The Gist of It: February 22nd, 2013
I sleep fitfully these days, pained, as I am, by the twin buffets of ignorance and caprice so commonly constitutive of my many foes. If measured against the yardstick of an old aphorism - that a truly enterprising muckraker’s funeral should draw no more than two mourners - then I am well on my way to the depths of greatness. But if ignominy and revilement are to be my bailiwick – my promising military career ended on dark terms in Kosovo – then I must publicize those palpable hits I do inflict. As I wrote in this column three weeks ago, the rebadged, “Lean Forward”-era New Republic, as edited by start-up lottery winner Chris Hughes, has sought to mark itself as a “muckraking dynamo,” a “Washington magazine that would do nitty-gritty long-form journalism.” Ergo: after commissioning from Steven Brill a highly praised and heavily sourced twenty-four thousand word inaugural cover story on usurious healthcare costs, TNR ignominiously killed the hard-hitting exposé. And for what? Soft-focus canoodling with the Drone King himself.
Quelle surprise! Sometimes my powers of cognition frighten even myself. Brill, who then sold the story to Time, has taken to calling Hughes a “liar,” even demeaning the twenty-nine year-old as a “drunk” running roughshod over the college paper. In the mannered world of print journalism, where freelancers would sooner eat a discarded hypodermic than piss off an editor, this is the equivalent of taking a shit on a first-class dessert service (Related: would TNR be interested in a feature on that burgeoning trend? I should be able to bust it out to their standards on my lunch break). Yes, these are timorous times for journalists, so pusillanimous in standing up to the powers-that-be; somebody really must reward them for their periodic efforts serving the public.

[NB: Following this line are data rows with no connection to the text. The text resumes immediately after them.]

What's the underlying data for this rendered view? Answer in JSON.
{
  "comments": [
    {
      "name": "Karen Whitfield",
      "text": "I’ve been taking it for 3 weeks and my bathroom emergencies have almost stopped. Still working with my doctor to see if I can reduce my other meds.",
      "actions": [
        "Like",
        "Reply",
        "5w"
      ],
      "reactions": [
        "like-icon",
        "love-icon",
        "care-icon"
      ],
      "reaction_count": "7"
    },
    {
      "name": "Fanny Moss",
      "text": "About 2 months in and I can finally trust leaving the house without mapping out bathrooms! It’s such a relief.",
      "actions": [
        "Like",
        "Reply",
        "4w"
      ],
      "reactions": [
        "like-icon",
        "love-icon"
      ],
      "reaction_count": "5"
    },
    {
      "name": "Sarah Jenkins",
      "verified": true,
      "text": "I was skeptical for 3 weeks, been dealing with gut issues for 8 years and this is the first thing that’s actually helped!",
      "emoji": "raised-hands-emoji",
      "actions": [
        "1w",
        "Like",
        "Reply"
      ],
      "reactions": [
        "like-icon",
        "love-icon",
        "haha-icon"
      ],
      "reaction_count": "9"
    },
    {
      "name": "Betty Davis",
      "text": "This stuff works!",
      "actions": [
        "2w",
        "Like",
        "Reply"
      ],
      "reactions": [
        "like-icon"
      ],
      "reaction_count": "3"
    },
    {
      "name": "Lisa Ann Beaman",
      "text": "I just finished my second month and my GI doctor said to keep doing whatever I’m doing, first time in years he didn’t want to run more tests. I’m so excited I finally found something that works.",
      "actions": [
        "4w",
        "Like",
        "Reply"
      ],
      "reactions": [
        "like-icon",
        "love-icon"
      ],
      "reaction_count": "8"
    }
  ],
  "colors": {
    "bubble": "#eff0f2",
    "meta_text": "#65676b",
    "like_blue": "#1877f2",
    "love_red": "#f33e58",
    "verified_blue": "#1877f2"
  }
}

Just ask Rep. Jesse Jackson Jr. (D-IL), or as I like to call him, “The Bad Congressman.” Junior just pled guilty in federal court to spending seven hundred and fifty thousand dollars in campaign funds on elk heads, Build-A-Bears, and Michael Jackson’s discarded fedoras – despicable crimes, and rightly damned as such by the fourth estate. It takes courage to dress down an incontrovertibly guilty black politician in America, especially when their behavior despoils the largely sterling reputation of our more respectable legislators. I say, bully! The cancer has been excised from the rotten bowels of the Republic, scraped out. The sickness is contained.
Yes, with the wicked Jackson the Younger dispatched to a jail cell, the Beltway circuit has returned to its placid state as the home of America's finest citizens. Like the Daily Beast’s Eli Lake. Lake, who holds the unique distinction of being both the walrus and the egg man, knows the way of the world, as only a hard-bitten lamplighter could. See, Eli is, like, totally copacetic with the revelation that broad swathes of the Israeli Defense Forces are sociopathic lowlifes Instagram-ing war crimes: in the Bard of Avon’s words, the IDF “works hard and plays hard.” Do you mistrust the ability of this paragon of journalistic integrity to lead the public astray? After all, what tales could be told out of school by a truth lover who defended Iraqi “aluminum tubes” soothsayer Khidir Hamza as “an example of a defector who definitely got it right," shortly before the Iraqi hero was fired by Paul Bremer?
These wintry months have been some of the proudest for watchdog journalists since the Scopes Monkey verdict was announced. Vietnamese orphanage blade runner Chuck Hagel was irrefutably exposed as a “ Friend of Hamas.” Peerless pressman David Gregory was rehired as America’s “grand inquisitor,” for another few years of subhuman dance and on-air gun crime. Soledad O’Brien, that mean CNN lady known for asking all those harsh questions far too acrid for my delicate disposition, has been relegated to the b-side.
Yet it is a glorious time to be an American. Just look at our national playground, Las Vegas, where one minute you could be beating the house, and the next, shotgunned from your Maserati into a tank of potable water! Even the depredations of sin are cartoonish and fun!